Чтобы отправиться в Инеру Аполлинору пришлось сослаться на вещий сон, в котором ему было обещано полное и благополучное разъяснение всех текущих событий, если он пойдет в Инеру и восславит там Аполлона. Обряд прошел днем, народу поначалу было немного, но огонь разгорелся и знамения были благоприятны, набежавшие чуть ли не плясали от радости, а теперь каждый считает своим долгом устроить визит…. но что с того ему, Аполлинору? У него совсем другая задача…

— Что тебе удалось узнать? — спросил он у вернувшегося в комнату Стратона.

— Немногое, господин. Гораздо больше повезло этому… Волбе, — губы финикийца скривились. — У него тут есть друзья.

— Ну и что?

— Два дня назад сгорел дом одного купца. Судя по всему, дом сожгли. И похоже на то, что его сжег этот… Чернозубый.

Жрец застонал.

— Какие идиоты… он что, решил заняться на досуге грабежом?

— Нет. Похоже на то, что этот мальчик скрывался в том доме.

— Они его схватили?

— Нет, насколько я знаю.

— Почему!

— Не знаю. Позвать Волбу?

— Не нужно… Где они теперь?

— Чернозубый ушел вырубками в Тир. Видимо, вслед за этим мальчиком.

Аполлинор застонал.

— Только не это! Ну неужели никто не может ничего сделать нормально!

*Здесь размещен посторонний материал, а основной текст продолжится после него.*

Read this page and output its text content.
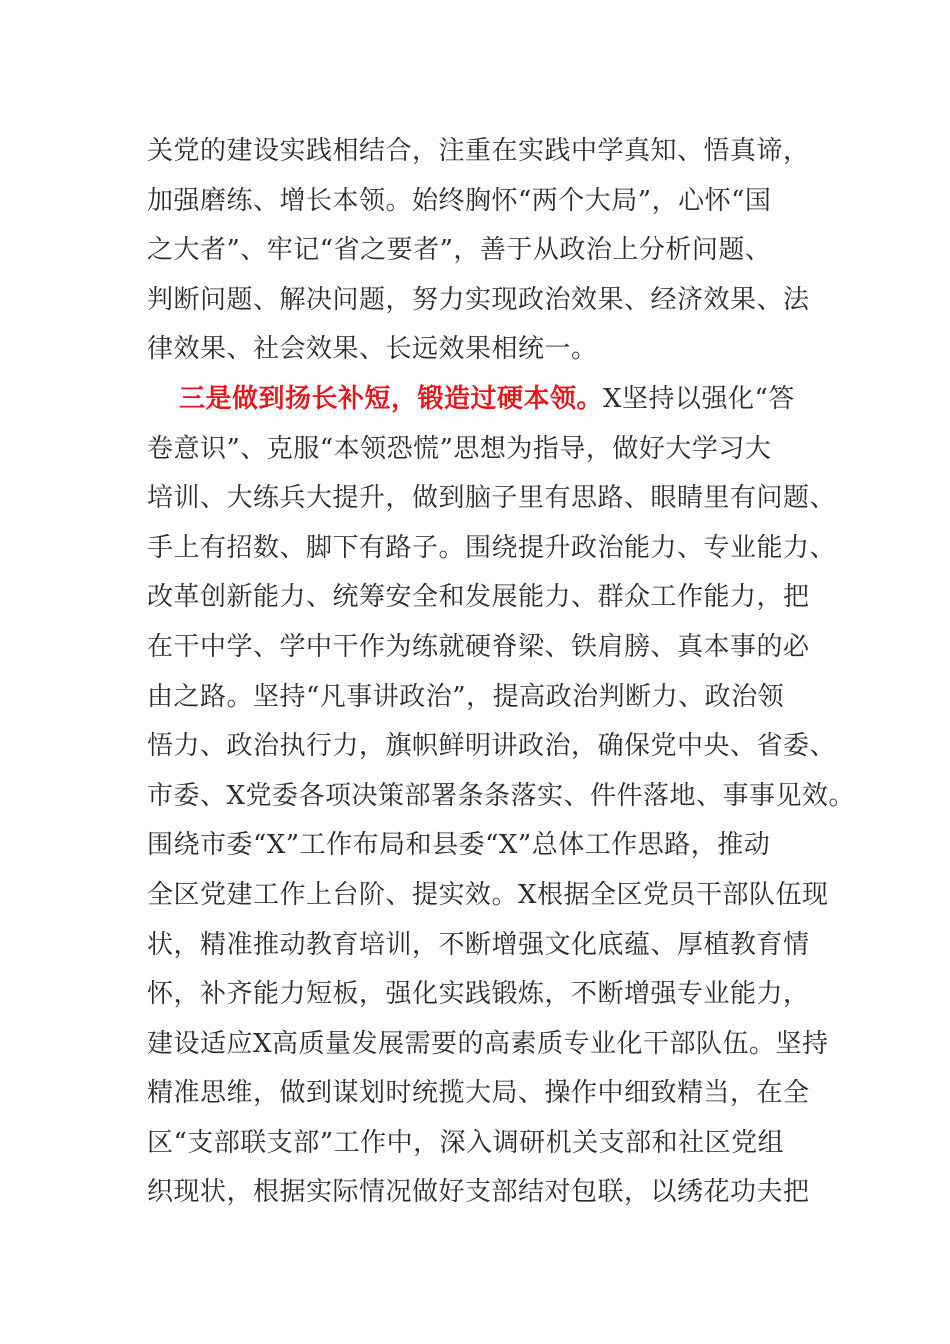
关党的建设实践相结合，注重在实践中学真知、悟真谛，
加强磨练、增长本领。始终胸怀“两个大局”，心怀“国
之大者”、牢记“省之要者”，善于从政治上分析问题、
判断问题、解决问题，努力实现政治效果、经济效果、法
律效果、社会效果、长远效果相统一。
三是做到扬长补短，锻造过硬本领。X坚持以强化“答
卷意识”、克服“本领恐慌”思想为指导，做好大学习大
培训、大练兵大提升，做到脑子里有思路、眼睛里有问题、
手上有招数、脚下有路子。围绕提升政治能力、专业能力、
改革创新能力、统筹安全和发展能力、群众工作能力，把
在干中学、学中干作为练就硬脊梁、铁肩膀、真本事的必
由之路。坚持“凡事讲政治”，提高政治判断力、政治领
悟力、政治执行力，旗帜鲜明讲政治，确保党中央、省委、
市委、X党委各项决策部署条条落实、件件落地、事事见效。
围绕市委“X”工作布局和县委“X”总体工作思路，推动
全区党建工作上台阶、提实效。X根据全区党员干部队伍现
状，精准推动教育培训，不断增强文化底蕴、厚植教育情
怀，补齐能力短板，强化实践锻炼，不断增强专业能力，
建设适应X高质量发展需要的高素质专业化干部队伍。坚持
精准思维，做到谋划时统揽大局、操作中细致精当，在全
区“支部联支部”工作中，深入调研机关支部和社区党组
织现状，根据实际情况做好支部结对包联，以绣花功夫把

Он сидел и пытался думать, но в голове крутилось совсем другое. Перед отъездом из Дамаска он получил известие о страшном поражении Цезаря. Он искренне верил, что это просто ошибка и скоро все разъяснится, и он снова увидит Цезаря — и не издалека, как когда-то, когда он был в Антиохии, а рядом, в рядах его ближайшей свиты. Где ж ему еще быть! Но если это правда… мысли путались.

— Зови этих, — махнул он рукой Стратону.

Купец сделал щедрое подношение и посулил еще больше, если сам господин Аполлинор проведет завтра обряд, гарантирующий его каравану спокойный путь на Юг, в Александрию. Аполлинор милостиво принял принесенное, но насчет завтрашнего дня высказался обтекаемо, мол, в меру возможностей. Было бы полезно это сделать, но, судя по всему, завтра с утра ему самому придется уходить, и не на Юг, а на Запад, в Тир. О боги, за что такое наказание?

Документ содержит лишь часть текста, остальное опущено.